Cox has said that letting the piracy ruling stand “would force ISPs to terminate Internet service to households or businesses based on unproven allegations of infringing activity, and put them in a position of having to police their networks.” Cox said that ISPs “have no way of verifying whether a bot-generated notice is accurate” and that even if the notices are accurate, terminating an account would punish every user in a household where only one person may have illegally downloaded copyrighted files.

Record labels urged the court to reinstate the vicarious infringement verdict. “As the District Court explained, the jury had ample evidence that Cox profited from its subscribers’ infringement, including evidence ‘that when deciding whether to terminate a subscriber for repeat infringement, Cox considered the subscriber’s monthly payments,’ and ‘Cox repeatedly declined to terminate infringing subscribers’ Internet service in order to continue collecting their monthly fees,'” the record labels’ petition said.

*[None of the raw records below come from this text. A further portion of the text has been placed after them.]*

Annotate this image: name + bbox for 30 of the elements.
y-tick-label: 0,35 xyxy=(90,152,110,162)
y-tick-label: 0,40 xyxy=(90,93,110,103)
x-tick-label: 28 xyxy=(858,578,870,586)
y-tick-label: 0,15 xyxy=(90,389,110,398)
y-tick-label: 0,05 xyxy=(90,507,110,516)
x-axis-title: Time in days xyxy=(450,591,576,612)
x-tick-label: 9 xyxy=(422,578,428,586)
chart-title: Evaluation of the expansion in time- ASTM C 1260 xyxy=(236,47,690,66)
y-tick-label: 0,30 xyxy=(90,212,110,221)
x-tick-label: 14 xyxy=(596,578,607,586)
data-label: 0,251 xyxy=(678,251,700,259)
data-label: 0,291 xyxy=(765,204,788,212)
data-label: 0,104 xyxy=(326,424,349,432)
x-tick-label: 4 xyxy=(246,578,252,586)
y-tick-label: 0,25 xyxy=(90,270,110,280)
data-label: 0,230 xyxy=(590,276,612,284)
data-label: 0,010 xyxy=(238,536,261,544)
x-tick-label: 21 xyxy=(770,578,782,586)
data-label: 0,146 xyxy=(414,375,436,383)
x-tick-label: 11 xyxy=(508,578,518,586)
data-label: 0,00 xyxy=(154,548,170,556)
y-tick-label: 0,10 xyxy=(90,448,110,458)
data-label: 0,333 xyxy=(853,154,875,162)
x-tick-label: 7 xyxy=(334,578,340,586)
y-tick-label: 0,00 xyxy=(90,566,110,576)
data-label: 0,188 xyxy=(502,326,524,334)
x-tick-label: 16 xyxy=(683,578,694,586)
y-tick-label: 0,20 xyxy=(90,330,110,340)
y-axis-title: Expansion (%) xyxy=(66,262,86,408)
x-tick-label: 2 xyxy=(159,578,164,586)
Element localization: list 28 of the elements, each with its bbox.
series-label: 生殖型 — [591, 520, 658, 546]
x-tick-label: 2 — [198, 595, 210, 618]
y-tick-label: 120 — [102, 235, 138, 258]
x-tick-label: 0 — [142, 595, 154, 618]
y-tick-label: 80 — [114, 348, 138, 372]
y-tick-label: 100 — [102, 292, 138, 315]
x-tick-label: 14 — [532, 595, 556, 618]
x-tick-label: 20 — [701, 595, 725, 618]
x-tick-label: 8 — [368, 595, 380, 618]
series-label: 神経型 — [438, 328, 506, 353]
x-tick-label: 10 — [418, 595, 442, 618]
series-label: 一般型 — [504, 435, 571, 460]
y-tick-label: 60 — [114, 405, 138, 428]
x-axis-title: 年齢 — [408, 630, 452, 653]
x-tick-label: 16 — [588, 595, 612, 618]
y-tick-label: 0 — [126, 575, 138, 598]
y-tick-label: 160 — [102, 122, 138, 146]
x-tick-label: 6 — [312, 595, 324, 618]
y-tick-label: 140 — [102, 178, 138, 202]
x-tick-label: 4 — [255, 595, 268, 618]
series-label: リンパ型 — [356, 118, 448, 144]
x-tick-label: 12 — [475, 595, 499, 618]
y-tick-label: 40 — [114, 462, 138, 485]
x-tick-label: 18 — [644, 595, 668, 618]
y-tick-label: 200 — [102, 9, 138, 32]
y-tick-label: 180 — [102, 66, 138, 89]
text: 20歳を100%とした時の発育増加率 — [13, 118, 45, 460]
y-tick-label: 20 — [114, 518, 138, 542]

Another potentially important copyright case involves the record labels and Grande, an ISP owned by Astound Broadband. The conservative-leaning US Court of Appeals for the 5th Circuit ruled last month that Grande violated the law by failing to terminate subscribers accused of being repeat infringers. The 5th Circuit also ordered a new trial on damages because it said a $46.8 million award was too high. Grande and the record labels are both seeking en banc rehearings of the 5th Circuit panel ruling.